Пастух умолк, огорченный, что память стала такой дырявой, потом поворчал на себя: «Что со мной? Чего так разболтался?» Досада нашла выход, когда он обратил ее на себя. Это успокоило.
Воробушек, дрозденок или вороненок пусть себе прядут, вяжут и летят куда хотят! Ему-то что за дело? Ему идти некуда. Родина во власти врагов. А он вот уж двадцать лет, как живет тут, возле овец. И дрозды будут всегда жить здесь, дремать и просыпаться на овечьих спинах, рыться в их шерсти, разыскивая насекомых, беззаботно петь, а потом вместе со стадом ночевать в хлеву…
«А что же такое слыхал я о шепелявом Давиде[13]? Помнится, будто смешал он овец с волками и другим зверьем?» — спросил себя пастух. Спросил и, обхватив голову ладонями, подождал ответа. Ответа он не получил, но случилось нечто чудесное…
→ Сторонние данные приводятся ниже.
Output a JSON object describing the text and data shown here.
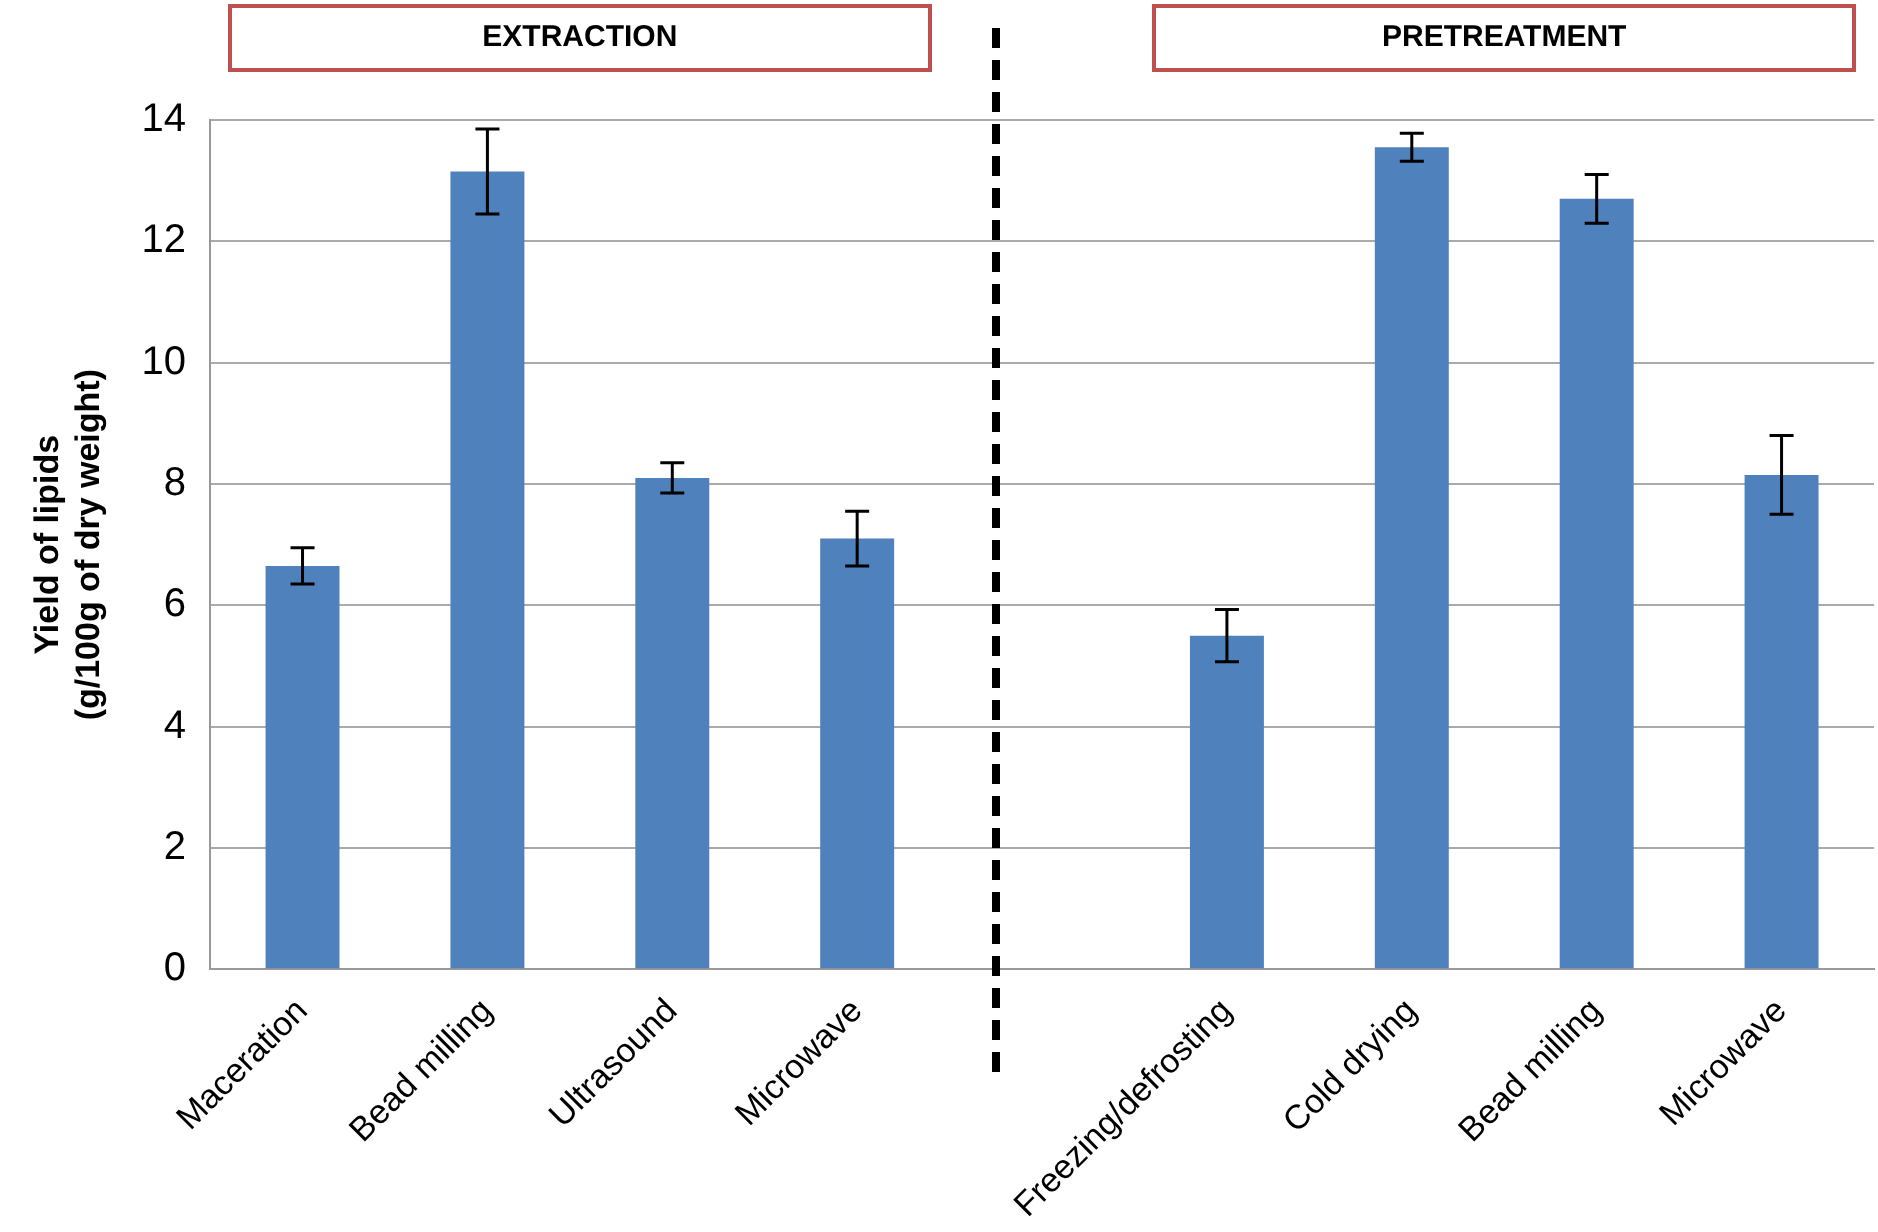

…Из дальней дали, из мрака лет, явилась и предстала перед его мысленным взором утраченная родина со всеми своими селами, возделанными равнинами, преданиями. Старики, усевшись вокруг очага, завели свои нескончаемые рассказы. Тут он увидел самого себя, тогда еще молодого. Он только что вернулся с пашни и хлебает свой танапур, потом отодвинул хлеб, отставил миску и стал прислушиваться к древним притчам стариков…
…Прихожане пожаловались попу, что в пещере не иначе как нечистая сила поселилась. Поп с крестом и хоругвью пошел изгонять нечистого из пещеры. Заглянул он в пещеру, поднял крест, вглядываясь в темень… Тут-то медведь, поселившийся в пещере, и снес ему голову. Возвращались с пашни мужики, глядят — лежит безголовый поп. Заспорили они. Один стоял на том, будто поп пришел сюда без головы, другой доказывал, что с головой. Долго спорили они, потом пошли к попадье, чтоб та рассудила их. Попадья выслушала спорщиков, чуть призадумалась и сказала: «Видит бог, не знаю, была ли у него голова, когда он пошел изгонять нечистую силу из пещеры, но утром, когда он хлебал свой танапур, помнится, вроде бы бороденка-то у него моталась…»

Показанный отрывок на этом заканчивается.